Интенциональность сложным образом связана с предсказуемостью – на что указывает и Вригт (там же): можно хотеть проветрить комнату и поэтому открыть окно и в то же время предвидеть, что другой человек в этой комнате будет мерзнуть, но не желать, чтобы он мерз. В таком случае нельзя сказать, что один заставил другого мерзнуть не интенционально в силу предвидения такого последствия как весьма вероятного, а с другой стороны, нельзя сказать, что он заставил его мерзнуть интенционально, так как он не намеревался достичь такого результата. Во многих случаях мы можем без труда отличить неинтенциональные последствия от интенциональных, но далеко не всегда. (Это наблюдение можно использовать как аргумент против интенционального объяснения как модели в целом или же – против той или иной концепции интенциоанльности, что иногда и делается.)
Практический вывод: «А намеревается осуществить р. А считает, что он не сможет осуществить р, если он не совершит а. Следовательно, А принимается за совершение а». Это – перевернутая схема телеологического объяснения. Или в модифицированном виде: «С настоящего момента А намеревается осуществить р во время t. С настоящего момента А считает, что если он не совершит а не позднее чем во время t`, он не сможет осуществить р во время t. Следовательно, не позднее, чем когда , по его мнению, наступило время t`, А принимается за совершение а, если он не забывает о времени или не сталкивается с препятствием» (138). (Заметим, что практический вывод – этопредполагаемые основания индивида, которыми он может оправдать свое действие или на которых он его реально может основать. Это подразумевает, что вместо А в нем должно стоять «я»: форма от третьего лица подразумевает, в свою очередь, что Вригт имеет в виду скорее именно перевернутое телеологическое оъяснение чем собственно практический силлогизм, так как объяснение предусматривает именно форму от третьего лица. Но если за практическим силлогизмом сохранить личную форму, он н может быть перевернутым телеологическим объяснением, учитывая терминологические различия между ними. Вероятно, Вригт предполагает, что практический силлогизм есть то, что можно приписать субъекту как его основания действия и который, соответственно, может быть обобщен в безличной форме. Я не уверен, что это – так.)
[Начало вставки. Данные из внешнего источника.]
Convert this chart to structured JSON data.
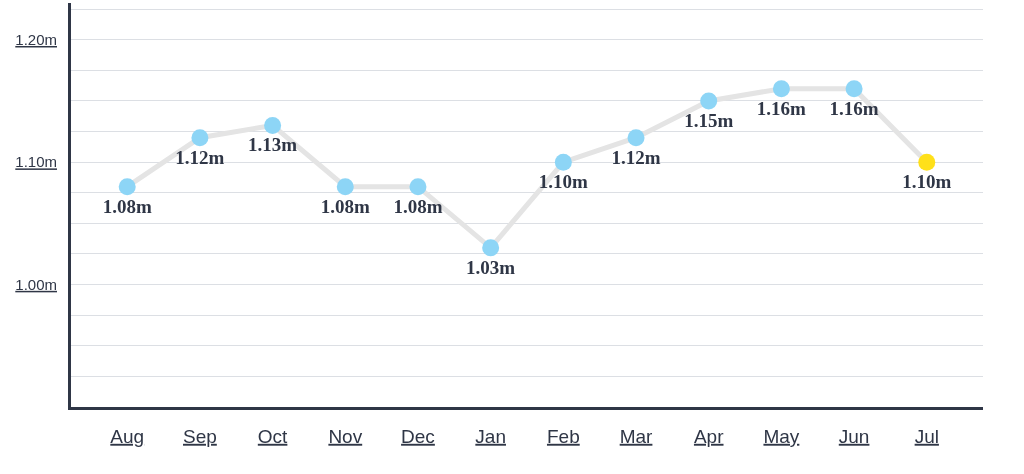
{
  "chart_data": {
    "type": "line",
    "categories": [
      "Aug",
      "Sep",
      "Oct",
      "Nov",
      "Dec",
      "Jan",
      "Feb",
      "Mar",
      "Apr",
      "May",
      "Jun",
      "Jul"
    ],
    "series": [
      {
        "color": "#e4e4e4",
        "colors": [
          "#8dd5f6",
          "#8dd5f6",
          "#8dd5f6",
          "#8dd5f6",
          "#8dd5f6",
          "#8dd5f6",
          "#8dd5f6",
          "#8dd5f6",
          "#8dd5f6",
          "#8dd5f6",
          "#8dd5f6",
          "#ffe01a"
        ],
        "values": [
          1.08,
          1.12,
          1.13,
          1.08,
          1.08,
          1.03,
          1.1,
          1.12,
          1.15,
          1.16,
          1.16,
          1.1
        ],
        "value_labels": [
          "1.08m",
          "1.12m",
          "1.13m",
          "1.08m",
          "1.08m",
          "1.03m",
          "1.10m",
          "1.12m",
          "1.15m",
          "1.16m",
          "1.16m",
          "1.10m"
        ]
      }
    ],
    "ylim": [
      0.9,
      1.23
    ],
    "yticks": [
      {
        "value": 0.925,
        "label": null
      },
      {
        "value": 0.95,
        "label": null
      },
      {
        "value": 0.975,
        "label": null
      },
      {
        "value": 1.0,
        "label": "1.00m"
      },
      {
        "value": 1.025,
        "label": null
      },
      {
        "value": 1.05,
        "label": null
      },
      {
        "value": 1.075,
        "label": null
      },
      {
        "value": 1.1,
        "label": "1.10m"
      },
      {
        "value": 1.125,
        "label": null
      },
      {
        "value": 1.15,
        "label": null
      },
      {
        "value": 1.175,
        "label": null
      },
      {
        "value": 1.2,
        "label": "1.20m"
      },
      {
        "value": 1.225,
        "label": null
      }
    ],
    "grid": "y",
    "marker": "circle",
    "line_style": "solid"
  }
}
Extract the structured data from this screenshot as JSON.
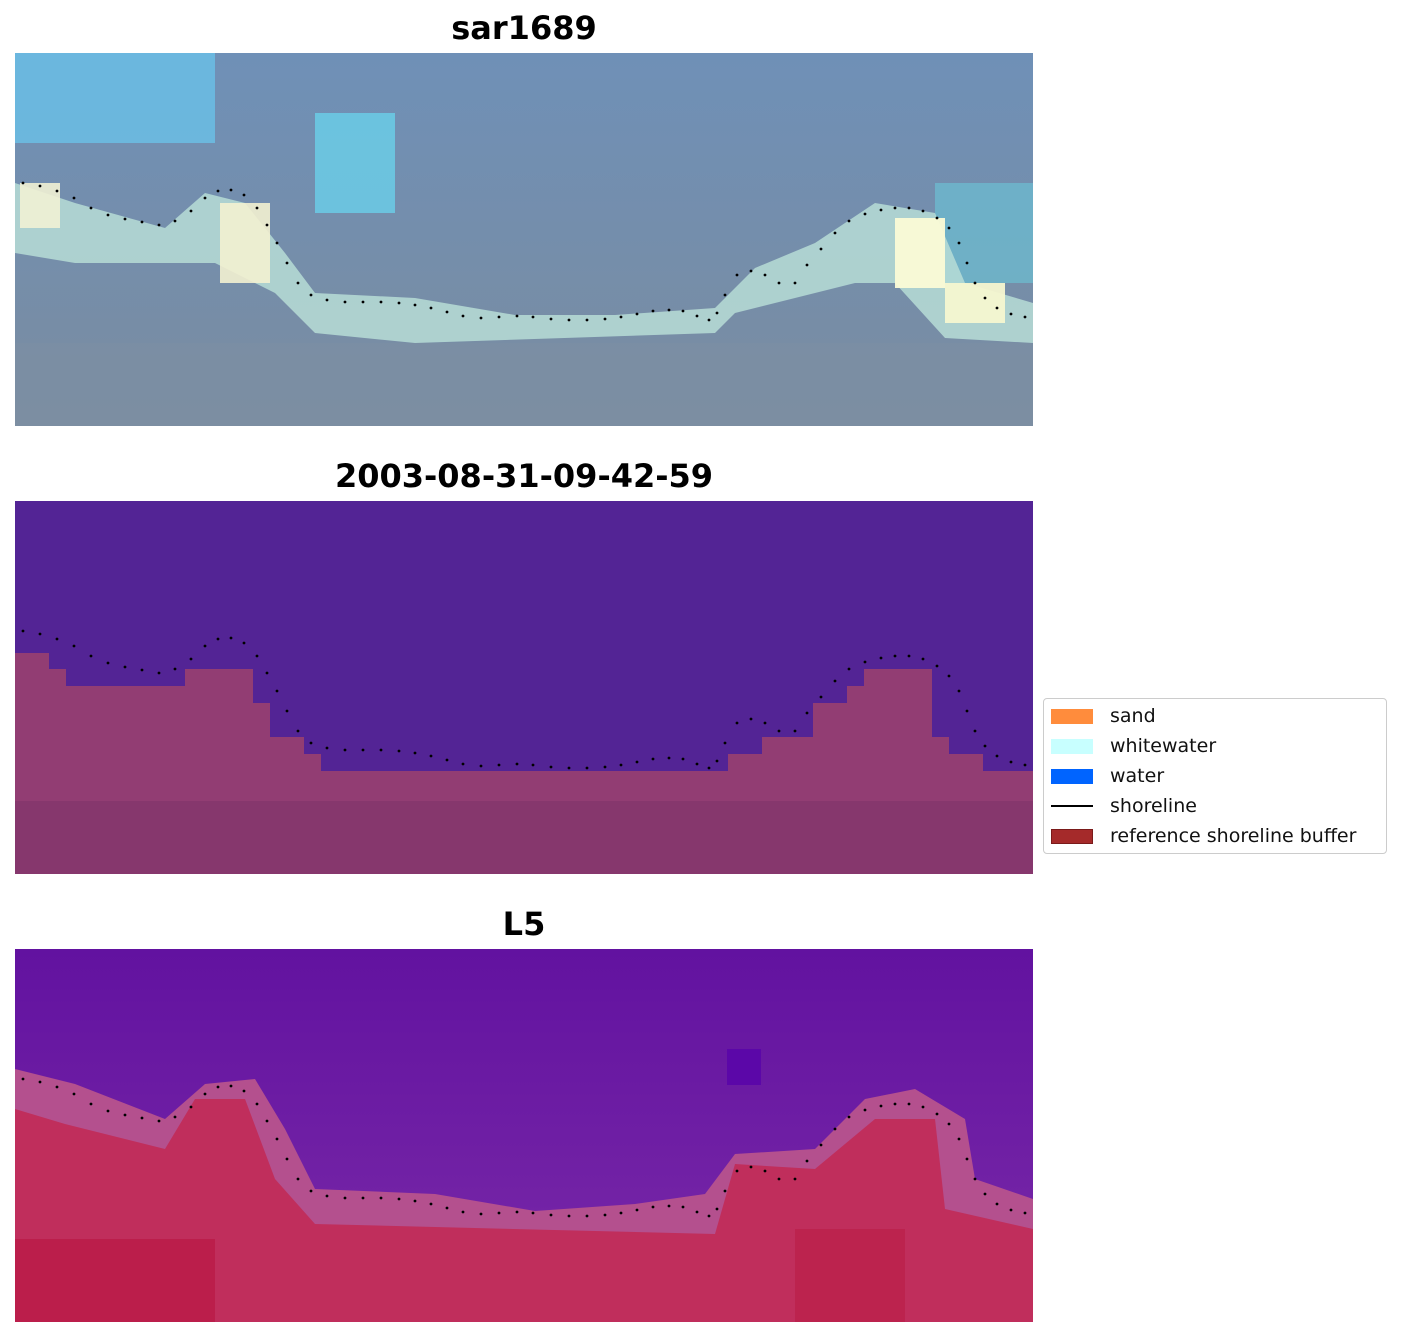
{
  "panels": [
    {
      "title": "sar1689"
    },
    {
      "title": "2003-08-31-09-42-59"
    },
    {
      "title": "L5"
    }
  ],
  "legend": {
    "items": [
      {
        "label": "sand",
        "color": "#ff8c3c",
        "kind": "patch"
      },
      {
        "label": "whitewater",
        "color": "#c8ffff",
        "kind": "patch"
      },
      {
        "label": "water",
        "color": "#0064ff",
        "kind": "patch"
      },
      {
        "label": "shoreline",
        "color": "#000000",
        "kind": "line"
      },
      {
        "label": "reference shoreline buffer",
        "color": "#a52a2a",
        "kind": "patch"
      }
    ]
  },
  "colors": {
    "sar_water": "#6d8fb2",
    "sar_bright_water": "#7ecfe8",
    "sar_whitewater": "#f6f6d8",
    "sar_sand_shadow": "#7f94a6",
    "class_water": "#532495",
    "class_buffer": "#86376d",
    "mndwi_water": "#6a1ea0",
    "mndwi_land": "#c0274f",
    "shoreline_dots": "#000000"
  }
}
Критика каузального объяснения. Фон Вригт – один из тех, кто считает, что у каузального объяснения те же проблемы, что и у номологического, поскольку если объяснение через указание причины есть объяснение в смысле приведения достаточного условия, то возможность других причин данного события должна быть исключена, а это требует ссылки на какой-то закон или принцип, который бы обеспечивал такое исключение. (Это – мое воспроизведение того, что мне представляется общим аргументом в пользу тождества каузального и номологического объяснения. Однако не все виды каузального объяснения так легко сводимы к номологическому, особенно если дело касается уникальных событий или событий с множеством влияющих на них факторов, где ни один не имеет решающего влияния по сравнению с другими. Но спор неокончен.) Интенциональное объяснение иногда пытаеются «спасти» с помощью функционализма: функциональное объяснение пришло из биологии; оно также оперирует понятием целей, соответствие которым придает значение поведению, но эти цели не являются намеренно поставленными (практический силлогизм в их постановке не участвует). Эти цели соответствуют функциям, которые данное поведение реализует как часть некой объемлющей системы – например, социального «организма». Поэтому фон Вригт называет функциональное объяснение квазителеологическим. В принципе, функциональным целеполаганиям можно поставить в соответствие интенциональные, понимая последние как функционально обусловленные – как результат биологической плюс социальная эволюции, например; идея состоит в том, что при таком подходе поведение человека можно объяснять номологически и детерминистски, избегая при этом использования понятия ментальной или интенциоанльной причны действия. Понятно, что с точки зрения Вригта и других защитников телеологического объяснения функционализм так же мало подходит для того, чтобы служить моделью объяснения в социальных науках, как и номологическая концепция объяснения, поскольку разделяет с ней основные проблемы.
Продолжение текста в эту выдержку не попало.